Showing posts with label Glenveagh National Park. Show all posts
Showing posts with label Glenveagh National Park. Show all posts

Tuesday, June 11, 2013

Feed the birds and tales of wealth at the castle!

Feed the birds and tales of wealth at the castle!
Donegal. Day 4.
Finch feeding frenzy
“I ask of you two^ things...Please feed the birds. They will probably bully you until you do anyway...It’s in the yellow tins to the right of the Aga.”

Normally when you hire a property, you get a long list of dos and don’ts. But our lady had a very short list. And that first request was easy to comply with, especially since we feed our bunch at home in the city. Much the same mix of birds here with the notable addition of a posse of greenfinch.

The Aga too comes in handy, especially today after the weather changed. A bad morning followed by an okay afternoon and now the fog is in!

Still we had quite an excursion to Glenveagh National Park and Castle.

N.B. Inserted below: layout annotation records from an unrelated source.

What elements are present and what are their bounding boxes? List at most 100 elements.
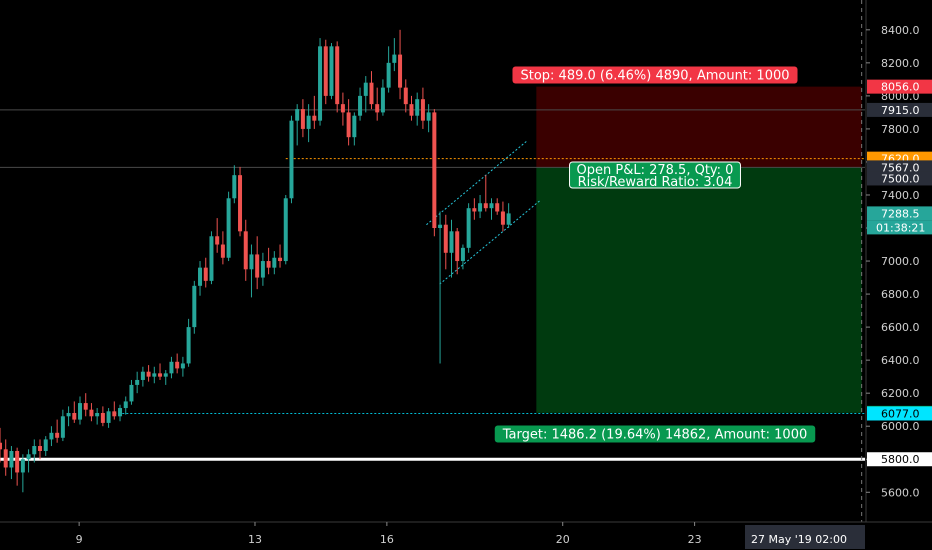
candle (295, 104, 300, 146)
candle (472, 198, 477, 220)
candle (100, 406, 105, 427)
candle (72, 401, 77, 423)
svg-text:01:38:21: 01:38:21 (876, 221, 925, 234)
candle (243, 219, 248, 281)
candle (300, 99, 305, 138)
svg-text:7915.0: 7915.0 (881, 104, 920, 117)
price-label: 7288.5 (867, 206, 932, 221)
candle (323, 39, 328, 105)
price-tick-label: 8200.0 (881, 57, 920, 70)
candle (483, 175, 488, 212)
candle (140, 366, 145, 387)
candle (443, 214, 448, 270)
candle (220, 231, 225, 265)
candles (0, 29, 511, 493)
price-label: 8056.0 (867, 79, 932, 94)
candle (123, 396, 128, 415)
price-axis[interactable]: 5600.0 5800.0 6000.0 6200.0 6400.0 6600.0 6800… (865, 0, 932, 550)
target-label-text: Target: 1486.2 (19.64%) 14862, Amount: 1… (502, 428, 808, 443)
price-label: 7500.0 (867, 171, 932, 186)
candle (478, 194, 483, 219)
candle (163, 370, 168, 385)
candle (83, 393, 88, 417)
time-tick-label: 13 (248, 533, 262, 546)
svg-text:5800.0: 5800.0 (881, 453, 920, 466)
candle (175, 353, 180, 374)
candle (283, 194, 288, 265)
channel-lines (426, 140, 542, 285)
candle (129, 379, 134, 405)
candle (289, 115, 294, 204)
time-tick-label: 23 (688, 533, 702, 546)
channel-upper-line (426, 140, 528, 226)
candle (449, 219, 454, 278)
stop-label[interactable]: Stop: 489.0 (6.46%) 4890, Amount: 1000 (512, 66, 798, 84)
target-label[interactable]: Target: 1486.2 (19.64%) 14862, Amount: 1… (494, 425, 816, 443)
candle (312, 95, 317, 129)
candle (146, 365, 151, 382)
stop-zone (536, 86, 862, 168)
candle (232, 165, 237, 204)
candle (403, 79, 408, 113)
candle (278, 244, 283, 268)
candle (380, 79, 385, 116)
time-tick-label: 20 (556, 533, 570, 546)
time-axis[interactable]: 9 13 16 20 23 27 May '19 02:00 (0, 521, 932, 550)
risk-reward-text: Risk/Reward Ratio: 3.04 (578, 175, 733, 190)
candle (186, 318, 191, 367)
candle (409, 95, 414, 121)
candle (20, 454, 25, 493)
countdown-label: 01:38:21 (867, 220, 932, 235)
candle (135, 371, 140, 394)
candle (455, 228, 460, 275)
candle (78, 396, 83, 425)
pnl-label-text: Open P&L: 278.5, Qty: 0 (577, 163, 734, 178)
crosshair-date-label: 27 May '19 02:00 (745, 525, 865, 549)
candle (329, 43, 334, 100)
candle (38, 439, 43, 460)
candle (60, 409, 65, 442)
candle (506, 203, 511, 229)
candle (255, 236, 260, 290)
candle (198, 261, 203, 296)
candle (226, 191, 231, 262)
candle (346, 99, 351, 146)
price-tick-label: 6800.0 (881, 288, 920, 301)
candle (495, 198, 500, 215)
candle (169, 356, 174, 379)
candle (152, 366, 157, 384)
candle (386, 46, 391, 93)
candle (32, 439, 37, 463)
price-label: 7915.0 (867, 102, 932, 117)
candle (375, 87, 380, 121)
candle (9, 446, 14, 480)
candle (66, 406, 71, 427)
price-tick-label: 5600.0 (881, 486, 920, 499)
price-tick-label: 7000.0 (881, 255, 920, 268)
price-tick-label: 7800.0 (881, 123, 920, 136)
position-zones (536, 86, 862, 413)
candle (466, 203, 471, 253)
candle (158, 363, 163, 380)
price-tick-label: 8400.0 (881, 24, 920, 37)
candle (112, 401, 117, 420)
candle (438, 211, 443, 364)
svg-text:6077.0: 6077.0 (881, 407, 920, 420)
pnl-label[interactable]: Open P&L: 278.5, Qty: 0 Risk/Reward Rati… (569, 161, 741, 190)
candle (209, 231, 214, 285)
price-tick-label: 7400.0 (881, 189, 920, 202)
candle (49, 426, 54, 447)
candle (415, 92, 420, 126)
candle (118, 404, 123, 422)
candle (95, 408, 100, 425)
candle (238, 166, 243, 237)
candle (249, 244, 254, 298)
candle (272, 251, 277, 275)
candle (363, 76, 368, 113)
svg-text:7288.5: 7288.5 (881, 207, 920, 220)
candle (266, 247, 271, 275)
price-label: 7567.0 (867, 160, 932, 175)
svg-text:7567.0: 7567.0 (881, 161, 920, 174)
candle (203, 257, 208, 288)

The Park covers over 16000 hectares close to Letterkenny, a beautiful stark wilderness of rugged mountains and pristine lakes. Prices are very low, about half what you’d be paying in the continent for a comparable attraction.


There is an office close to the entrance and here you pay three euro for a shuttle bus to take you the four kilometres to the castle where the entrance fee is a fiver. It is a guided tour and our genial host was Vincent.

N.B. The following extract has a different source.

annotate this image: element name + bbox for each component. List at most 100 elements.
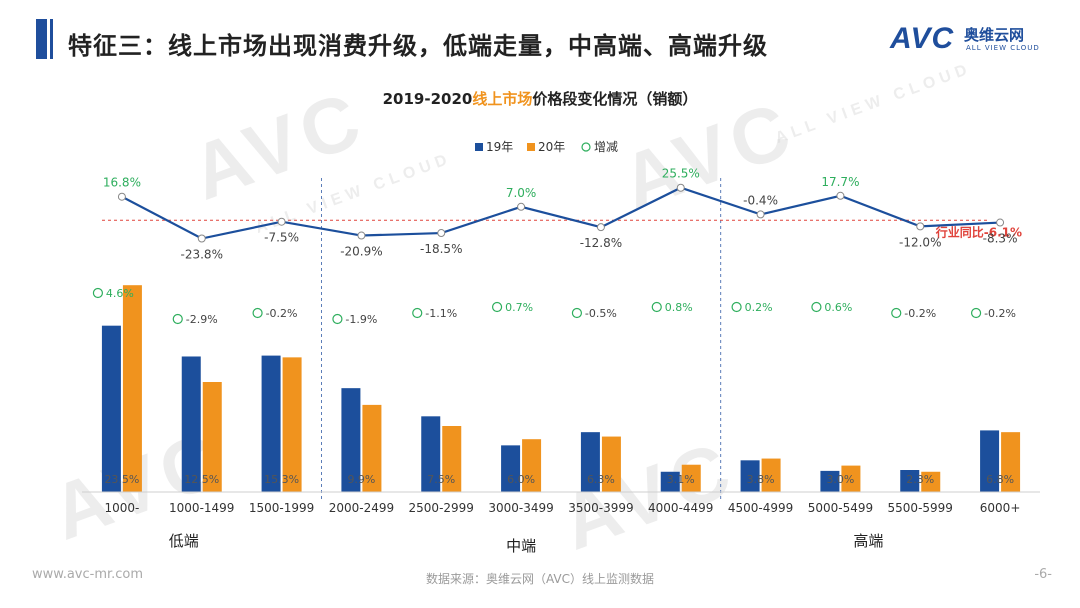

There were about six or seven tour buses parked there so the shuttles were busy. Don’t know how the midges arrived but there were zillions of the pesky feckers and I reckon there were people scratching in public that never scratched in public before.

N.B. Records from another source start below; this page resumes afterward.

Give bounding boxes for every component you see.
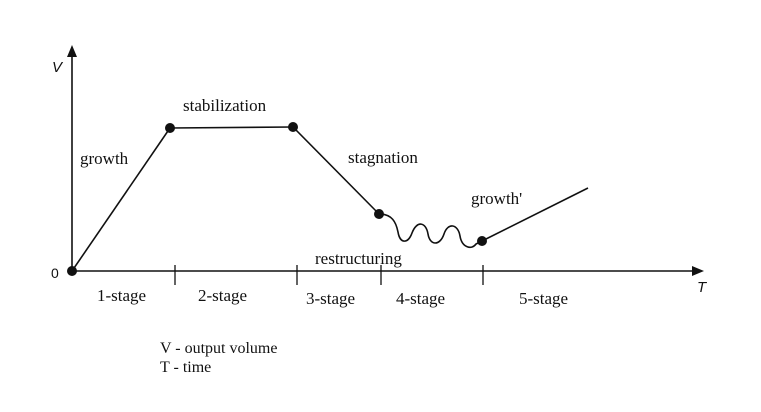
stabilization-start-point: [165, 123, 175, 133]
restructuring-end-point: [477, 236, 487, 246]
stage-label: 1-stage: [97, 286, 146, 305]
phase-label-stabilization: stabilization: [183, 96, 267, 115]
growth-segment: [71, 127, 171, 272]
origin-label: 0: [51, 265, 59, 281]
x-axis-arrow-icon: [692, 266, 704, 276]
stage-label: 2-stage: [198, 286, 247, 305]
x-axis-label: T: [697, 279, 708, 296]
growth-prime-segment: [481, 187, 589, 242]
legend-item-t: T - time: [160, 359, 212, 376]
stagnation-segment: [292, 126, 380, 215]
stage-label: 5-stage: [519, 289, 568, 308]
origin-point: [67, 266, 77, 276]
stagnation-end-point: [374, 209, 384, 219]
restructuring-wave: [378, 213, 483, 249]
stabilization-segment: [169, 126, 294, 129]
stage-label: 3-stage: [306, 289, 355, 308]
stage-label: 4-stage: [396, 289, 445, 308]
y-axis-arrow-icon: [67, 45, 77, 57]
y-axis-label: V: [52, 59, 64, 76]
stabilization-end-point: [288, 122, 298, 132]
phase-label-growth: growth: [80, 149, 129, 168]
phase-label-restructuring: restructuring: [315, 249, 402, 268]
phase-label-growth-prime: growth': [471, 189, 522, 208]
legend-item-v: V - output volume: [160, 340, 278, 357]
phase-label-stagnation: stagnation: [348, 148, 418, 167]
legend: V - output volume T - time: [160, 339, 277, 377]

The estate of Glenveagh was created in 1857-9 by the purchase of several smaller holdings by John George Adair, a wealthy land speculator. Adair was to later incur infamy throughout Donegal and Ireland by ruthlessly evicting some 244 tenants in the Derryveagh Evictions of 1861, the “sad side” of the story according to Vincent.

There were better times under its most recent private owner Mr Henry McIlhenny of Philadelphia who bought the estate in 1937. Henry McIlhenny was an Irish American whose grandfather John McIlhenny grew up in Milford a few miles north of Glenveagh. After buying the estate McIlhenny devoted much time to restoring the castle and developing its gardens.

Eventually McIlhenny began to find travelling to and from Ireland too demanding and the upkeep of the estate was also becoming a strain. In 1975 he agreed the sale of the estate to the Office of Public Works allowing for the creation of a National Park. In 1983 he bestowed the castle to the nation along with its gardens and much of the contents.

Glenveagh National Park opened to the public in 1984 while the castle opened in 1986. The Castle  is a super visit, all the more so if you have Vincent to guide you. He will tell all about the famous people who were wined and dined here and, among so much more, will point out the decanter that McIlhenny received as a present in the 1950s, a decanter that holds no less than eight bottles of whiskey!

There is much to see and do here in the park, including many walks. After viewing the castle gardens, including the walled one, and also the lakeside swimming pool (alas no longer heated as it was in the good days), we confined ourselves to just one walk and that was about four kilometres back to the entrance. To find out more about the walks, the gardens, the many events, please check out the park’s website.

There is a tea rooms at the castle and a brilliant restaurant at the entrance. We popped in there after our walk and had a terrific choice and enjoyed great service as well. The circular place is really bright and spacious and has a shop alongside. I absolutely enjoyed my Chicken curry with rice but was surprised that my bottled water, Prince’s Gate, came from Wales, not that I’ve anything against the Welsh, but would have thought a state run park would have had one of the many Irish waters, maybe even a Glenveagh water, for sale.
Swimming pool with a view!
Still time for another castle before returning to our hillside haven in the fog! This is under the office of public works and, called Castle Doe, is on the edge of Sheephaven Bay. Doe Castle is situated about one mile off the Carrigart-Creeslough road.

Built in the 16th century, this MacSuibhne castle is one of the better preserved in the north-west of Ireland. It was here that Owen Roe O'Neill returned in 1642 to lead the Irish Confederate Army during the Wars of the three kingdoms.

From history to trivia. Brian McFadden proposed to his (now ex-) wife, Kerry Katona at the castle in 2001.

^ The second thing was also pretty easy to comply with.